L’autre camp : « Sans les États, il n’y a plus aucun garde-fou »
En face, démocrates mais aussi certains républicains (notamment ceux sensibles aux questions de vie privée et de sécurité nationale) répliquent que le Congrès est incapable de bouger. Depuis 2020, plus de 700 projets de loi IA ont été déposés au niveau des États… et zéro loi fédérale significative n’a été votée.
Conséquence : ce sont les États qui comblent le vide.
Quelques exemples concrets déjà en vigueur ou en cours :
- Californie → SB 1047 (veto par Newsom, mais nouvelle version en préparation 2026)
- Colorado → Colorado AI Act (première loi complète dès 2026)
- New York → Stop Deepfakes Act & obligations de transparence
- Utah → Artificial Intelligence Policy Act (focus entreprises)
- Texas, Illinois, Washington → lois sur les deepfakes électoraux
Pour les défenseurs des droits numériques, bloquer ces initiatives reviendrait à offrir un chèque en blanc aux géants tech pendant encore des années.
Ce que cela signifie concrètement pour votre startup IA
À court terme : rien ne change.

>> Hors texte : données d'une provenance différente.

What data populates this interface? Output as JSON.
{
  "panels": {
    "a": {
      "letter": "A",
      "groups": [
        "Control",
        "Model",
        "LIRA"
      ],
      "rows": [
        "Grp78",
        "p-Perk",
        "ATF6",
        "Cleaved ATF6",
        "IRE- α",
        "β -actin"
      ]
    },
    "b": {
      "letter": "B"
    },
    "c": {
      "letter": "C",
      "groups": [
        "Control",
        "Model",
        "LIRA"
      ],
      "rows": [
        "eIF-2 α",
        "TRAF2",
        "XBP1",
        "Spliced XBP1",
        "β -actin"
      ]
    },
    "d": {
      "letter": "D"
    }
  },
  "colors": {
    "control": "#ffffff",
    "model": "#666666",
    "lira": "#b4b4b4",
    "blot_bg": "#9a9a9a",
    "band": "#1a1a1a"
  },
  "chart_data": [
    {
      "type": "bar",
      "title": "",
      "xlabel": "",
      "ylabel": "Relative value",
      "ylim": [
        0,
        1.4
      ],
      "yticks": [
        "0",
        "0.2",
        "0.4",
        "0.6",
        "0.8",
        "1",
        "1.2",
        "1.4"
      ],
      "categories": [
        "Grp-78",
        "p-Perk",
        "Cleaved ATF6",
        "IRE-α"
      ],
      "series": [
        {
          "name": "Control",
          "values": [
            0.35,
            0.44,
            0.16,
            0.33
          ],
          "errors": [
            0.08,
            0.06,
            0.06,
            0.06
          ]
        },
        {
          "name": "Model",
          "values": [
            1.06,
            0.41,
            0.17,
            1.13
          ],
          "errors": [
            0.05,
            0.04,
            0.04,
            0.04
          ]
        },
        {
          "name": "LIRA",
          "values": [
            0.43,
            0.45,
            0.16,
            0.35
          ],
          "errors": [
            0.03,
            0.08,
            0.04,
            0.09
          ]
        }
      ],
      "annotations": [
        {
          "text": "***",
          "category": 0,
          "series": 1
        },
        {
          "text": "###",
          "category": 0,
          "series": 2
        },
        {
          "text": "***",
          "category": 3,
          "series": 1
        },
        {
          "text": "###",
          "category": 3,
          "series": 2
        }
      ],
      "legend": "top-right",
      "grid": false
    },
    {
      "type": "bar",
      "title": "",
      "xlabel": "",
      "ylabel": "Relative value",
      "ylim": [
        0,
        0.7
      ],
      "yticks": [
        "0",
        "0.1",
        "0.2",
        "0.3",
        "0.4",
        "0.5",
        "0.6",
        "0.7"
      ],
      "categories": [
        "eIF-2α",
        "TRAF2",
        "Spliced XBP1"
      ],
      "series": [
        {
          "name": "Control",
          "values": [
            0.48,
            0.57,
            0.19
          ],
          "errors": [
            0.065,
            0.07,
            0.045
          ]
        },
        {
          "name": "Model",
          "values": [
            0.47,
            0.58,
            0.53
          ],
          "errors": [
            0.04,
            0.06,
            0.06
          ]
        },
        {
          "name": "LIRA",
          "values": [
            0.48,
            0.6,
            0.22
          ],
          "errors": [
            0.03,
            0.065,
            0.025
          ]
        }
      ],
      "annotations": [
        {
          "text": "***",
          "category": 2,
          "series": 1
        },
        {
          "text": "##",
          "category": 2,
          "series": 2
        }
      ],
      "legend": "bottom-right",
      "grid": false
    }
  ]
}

Vous devez toujours vous conformer aux lois déjà votées dans les États où vous opérez ou où vos utilisateurs résident.
À moyen terme (2026-2028) : préparez-vous à une probable explosion de régulations locales. Les États les plus actifs (Californie, Colorado, New York, Illinois) risquent de devenir les nouveaux « GDPR de l’IA » : même si vous n’êtes pas basé là-bas, vous devrez vous y conformer si vous touchez leurs résidents.
Conseils pratiques dès aujourd’hui :
- Cartographiez les États où vos utilisateurs sont majoritaires
- Mettez en place un « AI Governance Board » même si vous avez 30 salariés
- Anticipez les audits de biais et de sécurité (même si pas encore obligatoires partout)
- Préparez une documentation technique claire (model cards, datasheets, etc.)
- Envisagez une assurance cyber spécifique « risque IA »
Et si Trump passe en force par décret ?
Le scénario le plus redouté par les ONG : un executive order annulant ou limitant fortement le pouvoir des États. Possible juridiquement ? Oui, partiellement, via la « Supremacy Clause ». Mais cela déclencherait immédiatement une pluie de recours devant la Cour suprême.
Scénario plus probable : Trump pousse pour une loi fédérale légère (style « American AI Initiative 2.0 ») en échange de l’abandon des initiatives locales. Un compromis à la sauce « innovation first, safety… maybe later ».
Leçons à retenir pour tout fondateur tech
Cette séquence nous rappelle une vérité brutale : en 2025, la politique américaine pèse plus lourd sur votre roadmap produit que vos dernières métriques d’engagement.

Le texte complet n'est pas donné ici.